Peki ya mahalle kültürü? Eskiden "komşuluk" bir değerdi. Komşuluk, yalnızca bir çay paylaşımdan ibaret değildi; dayanışmaydı, destekti. Şimdi ise komşular birbirini tanımıyor. Apartmanda bir taşınma olduğunda kimse yeni taşınan komşuya "Hoş geldiniz" bile demiyor. Aslında bu yalnızlaşma bireyselliğin sınırlarını aştı, artık yabancılaşmaya dönüştü.
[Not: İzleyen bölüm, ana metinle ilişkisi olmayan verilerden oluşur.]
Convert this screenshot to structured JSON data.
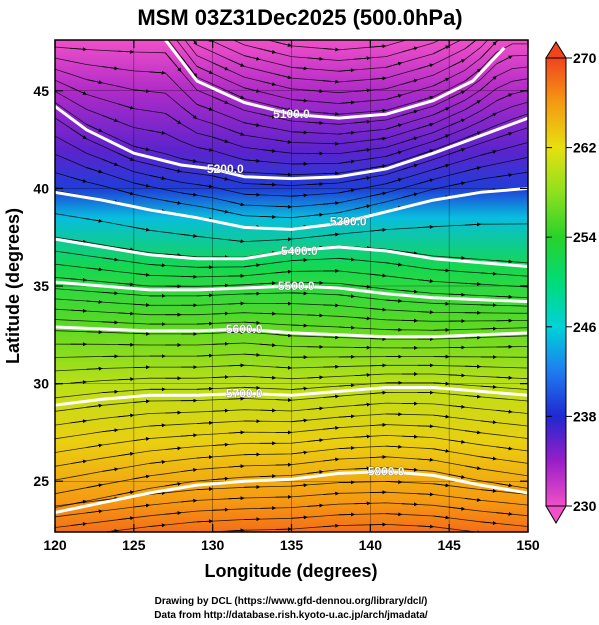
{
  "header": {
    "title": "MSM 03Z31Dec2025 (500.0hPa)"
  },
  "credits": {
    "line1": "Drawing by DCL (https://www.gfd-dennou.org/library/dcl/)",
    "line2": "Data from http://database.rish.kyoto-u.ac.jp/arch/jmadata/"
  },
  "chart_data": {
    "type": "heatmap",
    "title": "MSM 03Z31Dec2025 (500.0hPa)",
    "xlabel": "Longitude (degrees)",
    "ylabel": "Latitude  (degrees)",
    "xlim": [
      120,
      150
    ],
    "ylim": [
      22.4,
      47.6
    ],
    "xticks": [
      120,
      125,
      130,
      135,
      140,
      145,
      150
    ],
    "yticks": [
      25,
      30,
      35,
      40,
      45
    ],
    "colorbar": {
      "min": 230,
      "max": 270,
      "ticks": [
        230,
        238,
        246,
        254,
        262,
        270
      ],
      "stops": [
        {
          "v": 230,
          "c": "#f050c8"
        },
        {
          "v": 234,
          "c": "#9a1ec8"
        },
        {
          "v": 238,
          "c": "#2028d0"
        },
        {
          "v": 242,
          "c": "#1e7cf0"
        },
        {
          "v": 246,
          "c": "#00d2d8"
        },
        {
          "v": 250,
          "c": "#00dc78"
        },
        {
          "v": 254,
          "c": "#28d22a"
        },
        {
          "v": 258,
          "c": "#8ee01e"
        },
        {
          "v": 262,
          "c": "#e6e010"
        },
        {
          "v": 266,
          "c": "#f59a12"
        },
        {
          "v": 270,
          "c": "#f0441e"
        }
      ]
    },
    "temperature_field": [
      {
        "lat": 47.6,
        "temp": 230
      },
      {
        "lat": 45.0,
        "temp": 233
      },
      {
        "lat": 42.0,
        "temp": 236
      },
      {
        "lat": 40.0,
        "temp": 239
      },
      {
        "lat": 38.5,
        "temp": 245
      },
      {
        "lat": 36.0,
        "temp": 252
      },
      {
        "lat": 33.0,
        "temp": 256
      },
      {
        "lat": 30.0,
        "temp": 260
      },
      {
        "lat": 27.0,
        "temp": 263
      },
      {
        "lat": 24.0,
        "temp": 266
      },
      {
        "lat": 22.4,
        "temp": 268
      }
    ],
    "height_contours": [
      {
        "label": "5100.0",
        "label_pos": [
          135.0,
          43.8
        ],
        "points": [
          [
            127,
            47.6
          ],
          [
            129,
            45.5
          ],
          [
            132,
            44.4
          ],
          [
            135,
            43.8
          ],
          [
            138,
            43.6
          ],
          [
            141,
            43.8
          ],
          [
            144,
            44.5
          ],
          [
            146.5,
            45.5
          ],
          [
            148.5,
            47.2
          ]
        ]
      },
      {
        "label": "5200.0",
        "label_pos": [
          130.8,
          41.0
        ],
        "points": [
          [
            120,
            44.2
          ],
          [
            122,
            43.0
          ],
          [
            125,
            41.8
          ],
          [
            128,
            41.2
          ],
          [
            130,
            41.0
          ],
          [
            132,
            40.6
          ],
          [
            135,
            40.5
          ],
          [
            138,
            40.6
          ],
          [
            141,
            41.0
          ],
          [
            144,
            41.8
          ],
          [
            147,
            42.7
          ],
          [
            150,
            43.6
          ]
        ]
      },
      {
        "label": "5300.0",
        "label_pos": [
          138.6,
          38.3
        ],
        "points": [
          [
            120,
            39.8
          ],
          [
            123,
            39.4
          ],
          [
            126,
            38.9
          ],
          [
            129,
            38.5
          ],
          [
            132,
            38.0
          ],
          [
            135,
            37.9
          ],
          [
            138,
            38.2
          ],
          [
            141,
            38.8
          ],
          [
            144,
            39.4
          ],
          [
            147,
            39.8
          ],
          [
            150,
            40.0
          ]
        ]
      },
      {
        "label": "5400.0",
        "label_pos": [
          135.5,
          36.8
        ],
        "points": [
          [
            120,
            37.4
          ],
          [
            123,
            37.0
          ],
          [
            126,
            36.6
          ],
          [
            129,
            36.4
          ],
          [
            132,
            36.4
          ],
          [
            135,
            36.8
          ],
          [
            138,
            37.0
          ],
          [
            141,
            36.8
          ],
          [
            144,
            36.4
          ],
          [
            147,
            36.2
          ],
          [
            150,
            36.0
          ]
        ]
      },
      {
        "label": "5500.0",
        "label_pos": [
          135.3,
          35.0
        ],
        "points": [
          [
            120,
            35.2
          ],
          [
            123,
            35.0
          ],
          [
            126,
            34.8
          ],
          [
            129,
            34.8
          ],
          [
            132,
            34.9
          ],
          [
            135,
            35.0
          ],
          [
            138,
            34.9
          ],
          [
            141,
            34.6
          ],
          [
            144,
            34.4
          ],
          [
            147,
            34.3
          ],
          [
            150,
            34.2
          ]
        ]
      },
      {
        "label": "5600.0",
        "label_pos": [
          132.0,
          32.8
        ],
        "points": [
          [
            120,
            32.9
          ],
          [
            123,
            32.8
          ],
          [
            126,
            32.7
          ],
          [
            129,
            32.7
          ],
          [
            132,
            32.8
          ],
          [
            135,
            32.6
          ],
          [
            138,
            32.5
          ],
          [
            141,
            32.4
          ],
          [
            144,
            32.4
          ],
          [
            147,
            32.5
          ],
          [
            150,
            32.6
          ]
        ]
      },
      {
        "label": "5700.0",
        "label_pos": [
          132.0,
          29.5
        ],
        "points": [
          [
            120,
            28.9
          ],
          [
            123,
            29.2
          ],
          [
            126,
            29.4
          ],
          [
            129,
            29.4
          ],
          [
            132,
            29.5
          ],
          [
            135,
            29.4
          ],
          [
            138,
            29.6
          ],
          [
            141,
            29.8
          ],
          [
            144,
            29.8
          ],
          [
            147,
            29.6
          ],
          [
            150,
            29.4
          ]
        ]
      },
      {
        "label": "5800.0",
        "label_pos": [
          141.0,
          25.5
        ],
        "points": [
          [
            120,
            23.4
          ],
          [
            123,
            23.9
          ],
          [
            126,
            24.4
          ],
          [
            129,
            24.8
          ],
          [
            132,
            25.0
          ],
          [
            135,
            25.1
          ],
          [
            138,
            25.4
          ],
          [
            141,
            25.5
          ],
          [
            144,
            25.3
          ],
          [
            147,
            24.8
          ],
          [
            150,
            24.4
          ]
        ]
      }
    ]
  }
}
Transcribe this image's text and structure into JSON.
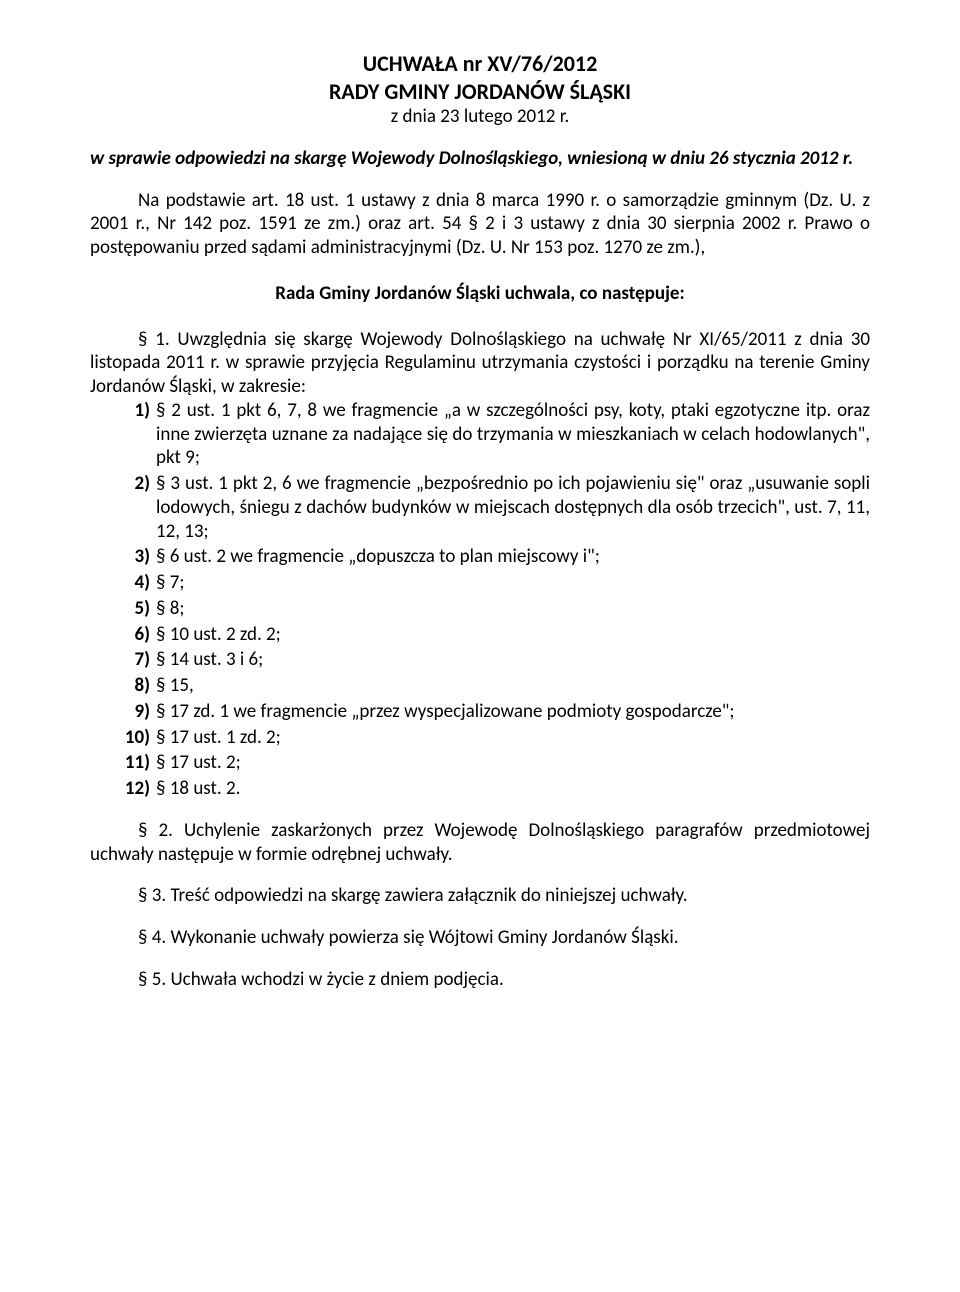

Tüm bu sorunların temelinde ne yatıyor? Çok basit bir gerçek: Bencillik. İnsanlar kendilerini merkez alarak, başkalarının ihtiyaçlarını, duygularını ve haklarını görmezden geliyor. Çocuklarımız bu bencillik ikliminde büyüyor. Onlara ne öğretiyoruz? "Haklı olsan bile güçlünün yanında ol," "Başkalarını düşünerek hareket etmek kaybettirir," "Hayatta kazanmanın yolu başkalarını ezmekten geçer."
Toplumdaki bu duyarsızlık en çok nerede hissediliyor biliyor musunuz? Kadına yönelik şiddet vakalarında. Neredeyse her gün gazetelerde bir kadının, kendi hayatını koruma çabasındayken canından olduğunu okuyoruz. Ancak olay burada bitmiyor; suçlular ya cezasız kalıyor ya da komik denilebilecek kadar düşük cezalarla adeta ödüllendiriliyor. Bu da başka bir toplumsal sorunu doğuruyor: Adalet duygusunun kaybı. Eğer bir toplumda adalet duygusu kaybolursa, o toplum ayakta nasıl kalabilir?
Elbette herkes için aynı kuralları ve duyarlılığı beklemek hayal olabilir. Ancak en azından, şu temel soruyu sormamız gerekiyor: "Ben bu toplumun bir üyesi olarak üzerime düşeni yapıyor muyum?"
Caddelere çöp atmayan birini gördüğünüzde neden bu kişinin davranışı size "anormal" geliyor? Ya da toplu taşıma sırasında yaşlı birine yer veren biri neden garipseniyor? Bunun nedeni, toplumun artık doğru olanı takdir etmemesi, aksine doğruyu istisna olarak görmesidir. İyi insanlar hâlâ var ama sayıları giderek azalıyor. Ve onların çabası, çoğunluğun bencilliği içinde görünmez hale geliyor.
Peki, ne yapılmalı? Öncelikle sorumluluğu yalnızca "başkalarına" yüklemekten vazgeçmeliyiz. Belediyelerin, hükümetin ya da herhangi bir kurumun tek başına toplumu dönüştüreceğine inanmak, hayalcilik olur. Bu bir ekip işi ve bu ekibin her bireyi kendi üzerine düşeni yapmak zorunda. Mahallemizdeki yaşlı bir bireye yardım etmekten, iş yerindeki haksızlığa sessiz kalmamaya kadar; bu görev hepimizin omzunda.
Ama eğer hiçbir şey yapmazsak? Eğer bu duyarsızlığa, bencilliğe devam edersek? O zaman toplum olarak yavaş ama kesin bir çöküşe doğru yol alıyoruz demektir. İnsanlığımızı unuttuğumuzda, elimizde kalan şey, yalnızca bir kalabalıktan ibaret olur. Kalabalıklar toplumu kurtaramaz, sadece sürükler.
Bu yüzden kendimize şu soruyu tekrar sormak zorundayız: "Ben kimim? Bu topluma ne faydam var? Ve en önemlisi, eğer şu an yaşadığım hayattan şikâyet ediyorsam, bunu değiştirmek için ne yapıyorum?" Eylem olmadan değişim gelmeyecektir. Ancak bunu anlamak için kaç kuşağın kaybolması gerektiği konusunda bir fikrimiz yok. Dilerim o gün geldiğinde, "Artık çok geç" demek zorunda kalmayız.